Élection au Japon: Takaichi vise 300 sièges pour verrouiller durablement le pouvoir

Élection au Japon: Takaichi vise 300 sièges pour verrouiller durablement le pouvoir

Les Japonais sont appelés aux urnes ce dimanche pour des élections législatives anticipées à fort enjeu politique. En dissolvant la Chambre basse en janvier dernier, la Première ministre Sanae Takaichi a pris un pari risqué : transformer sa popularité personnelle en un mandat politique solide pour relancer un Parti libéral-démocrate (PLD) fragilisé par les scandales et l’usure du pouvoir.

Première femme à diriger durablement le gouvernement japonais, Takaichi mise sur son image de dirigeante énergique, nationaliste assumée et proche des préoccupations d’une jeunesse inquiète pour l’avenir économique du pays. Mais derrière cette popularité se cache une réalité plus complexe : le PLD, qui domine la vie politique japonaise depuis près de soixante-dix ans, traverse l’une de ses périodes les plus délicates, affaibli par des affaires de financement illégal et une défiance croissante de l’opinion publique.

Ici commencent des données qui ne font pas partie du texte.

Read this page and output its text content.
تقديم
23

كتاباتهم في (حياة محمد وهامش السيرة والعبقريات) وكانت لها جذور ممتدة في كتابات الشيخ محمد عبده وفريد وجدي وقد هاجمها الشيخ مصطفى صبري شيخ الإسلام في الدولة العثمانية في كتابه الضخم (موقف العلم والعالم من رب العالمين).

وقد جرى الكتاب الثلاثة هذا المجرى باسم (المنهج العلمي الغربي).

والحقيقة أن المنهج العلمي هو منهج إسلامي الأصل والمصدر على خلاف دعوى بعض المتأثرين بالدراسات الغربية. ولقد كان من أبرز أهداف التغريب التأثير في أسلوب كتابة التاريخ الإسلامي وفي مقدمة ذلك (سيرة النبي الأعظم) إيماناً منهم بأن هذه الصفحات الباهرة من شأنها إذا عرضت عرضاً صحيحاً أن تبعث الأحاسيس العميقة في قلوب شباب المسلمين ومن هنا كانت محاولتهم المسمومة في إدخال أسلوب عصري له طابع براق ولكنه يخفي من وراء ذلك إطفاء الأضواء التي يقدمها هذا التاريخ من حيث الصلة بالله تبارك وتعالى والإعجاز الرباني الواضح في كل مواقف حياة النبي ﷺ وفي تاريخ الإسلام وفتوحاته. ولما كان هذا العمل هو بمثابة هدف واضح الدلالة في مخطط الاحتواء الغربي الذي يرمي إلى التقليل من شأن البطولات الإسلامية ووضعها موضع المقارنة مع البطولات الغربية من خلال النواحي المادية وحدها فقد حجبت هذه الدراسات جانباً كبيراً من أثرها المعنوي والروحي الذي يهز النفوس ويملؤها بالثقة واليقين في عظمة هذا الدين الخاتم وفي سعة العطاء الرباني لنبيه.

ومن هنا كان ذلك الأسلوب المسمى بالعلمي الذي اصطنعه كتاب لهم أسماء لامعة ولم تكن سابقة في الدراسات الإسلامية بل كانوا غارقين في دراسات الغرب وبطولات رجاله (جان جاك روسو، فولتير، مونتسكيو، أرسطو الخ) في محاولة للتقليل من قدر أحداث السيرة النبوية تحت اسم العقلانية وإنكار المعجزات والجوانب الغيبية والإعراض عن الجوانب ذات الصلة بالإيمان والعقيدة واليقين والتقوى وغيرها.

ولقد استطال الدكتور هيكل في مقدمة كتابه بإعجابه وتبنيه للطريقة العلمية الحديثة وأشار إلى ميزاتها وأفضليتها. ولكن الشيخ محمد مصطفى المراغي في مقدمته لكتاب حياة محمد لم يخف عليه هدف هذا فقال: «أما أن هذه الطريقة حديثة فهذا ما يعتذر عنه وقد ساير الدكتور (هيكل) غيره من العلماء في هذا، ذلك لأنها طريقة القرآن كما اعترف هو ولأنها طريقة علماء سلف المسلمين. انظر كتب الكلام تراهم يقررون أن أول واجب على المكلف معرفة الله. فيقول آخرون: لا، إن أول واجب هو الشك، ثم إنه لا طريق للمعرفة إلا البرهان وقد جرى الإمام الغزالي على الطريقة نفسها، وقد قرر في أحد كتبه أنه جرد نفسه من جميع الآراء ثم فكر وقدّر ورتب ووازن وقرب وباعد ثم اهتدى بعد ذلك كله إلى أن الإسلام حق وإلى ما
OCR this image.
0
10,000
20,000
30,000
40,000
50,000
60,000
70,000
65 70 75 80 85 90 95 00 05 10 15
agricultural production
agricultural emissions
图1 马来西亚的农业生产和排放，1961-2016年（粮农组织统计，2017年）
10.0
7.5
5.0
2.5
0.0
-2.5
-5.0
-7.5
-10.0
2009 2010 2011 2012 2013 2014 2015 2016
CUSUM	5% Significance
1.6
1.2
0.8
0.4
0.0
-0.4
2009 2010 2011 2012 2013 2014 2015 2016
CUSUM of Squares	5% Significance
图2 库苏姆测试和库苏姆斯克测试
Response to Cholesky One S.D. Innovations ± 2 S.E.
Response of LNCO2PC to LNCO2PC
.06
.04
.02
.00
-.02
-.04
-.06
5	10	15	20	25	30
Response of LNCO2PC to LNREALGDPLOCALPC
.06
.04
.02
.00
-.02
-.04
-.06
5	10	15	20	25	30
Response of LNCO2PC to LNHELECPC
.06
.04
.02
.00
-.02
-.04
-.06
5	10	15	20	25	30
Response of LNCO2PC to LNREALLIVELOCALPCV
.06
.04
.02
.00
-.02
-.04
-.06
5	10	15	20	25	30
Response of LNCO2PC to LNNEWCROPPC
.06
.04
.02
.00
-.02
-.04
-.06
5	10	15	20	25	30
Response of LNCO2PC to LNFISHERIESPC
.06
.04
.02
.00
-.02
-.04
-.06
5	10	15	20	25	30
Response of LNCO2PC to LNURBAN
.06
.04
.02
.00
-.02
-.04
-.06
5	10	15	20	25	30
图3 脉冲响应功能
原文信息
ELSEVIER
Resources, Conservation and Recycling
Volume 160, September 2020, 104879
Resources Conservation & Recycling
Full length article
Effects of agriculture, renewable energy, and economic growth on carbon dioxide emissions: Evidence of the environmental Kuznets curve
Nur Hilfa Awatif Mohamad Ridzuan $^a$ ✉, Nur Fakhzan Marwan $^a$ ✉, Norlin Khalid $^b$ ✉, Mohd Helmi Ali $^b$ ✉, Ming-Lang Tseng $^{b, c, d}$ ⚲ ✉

Selon les derniers sondages, le PLD devrait néanmoins conserver largement sa majorité. Les instituts d’opinion estiment que le parti pourrait atteindre, avec son allié de coalition – le Parti de l’innovation japonais – entre 280 et 310 sièges sur les 465 que compte la Chambre basse. Un tel résultat permettrait à la coalition gouvernementale d’obtenir une majorité des deux tiers, seuil stratégique qui autorise le passage en force de certains textes malgré l’opposition de la Chambre haute.

Une victoire de cette ampleur représenterait le meilleur score du PLD depuis l’ère Shinzo Abe en 2017. Mentor politique de Takaichi, Abe demeure une figure tutélaire du conservatisme japonais, dont l’assassinat en 2022 a profondément marqué le pays. Takaichi se revendique ouvertement de son héritage : renforcement de l’armée, réforme constitutionnelle, discours nationaliste et ligne dure face à la Chine et à la Corée du Nord.

Face au PLD, l’opposition peine toujours à s’unir. La nouvelle Alliance réformiste centriste, censée incarner une alternative crédible, souffre d’un manque de leadership et d’un programme jugé flou. À l’extrême droite, le parti Sanseito tente de capter la colère sociale, mais reste marginal à l’échelle nationale.

Cette faiblesse structurelle de l’opposition explique en grande partie la domination persistante du PLD, malgré la lassitude d’une partie de l’électorat. Le taux de participation, historiquement faible au Japon, sera un indicateur clé : une abstention élevée pourrait masquer une victoire en trompe-l’œil pour le pouvoir.

Sanae Takaichi ne cache pas l’enjeu personnel de ce scrutin. Elle a promis de démissionner si le PLD n’obtenait pas la majorité absolue, transformant l’élection en véritable plébiscite sur son leadership. En cas de large victoire, elle disposerait d’un boulevard politique pour imposer son agenda : augmentation du budget militaire, réforme de la Constitution pacifiste, durcissement migratoire et politique économique plus protectionniste.

Pour ses partisans, elle incarne le renouveau d’un Japon fort et souverain. Pour ses détracteurs, elle représente un glissement inquiétant vers une droite nationaliste autoritaire, susceptible d’isoler le pays sur la scène internationale.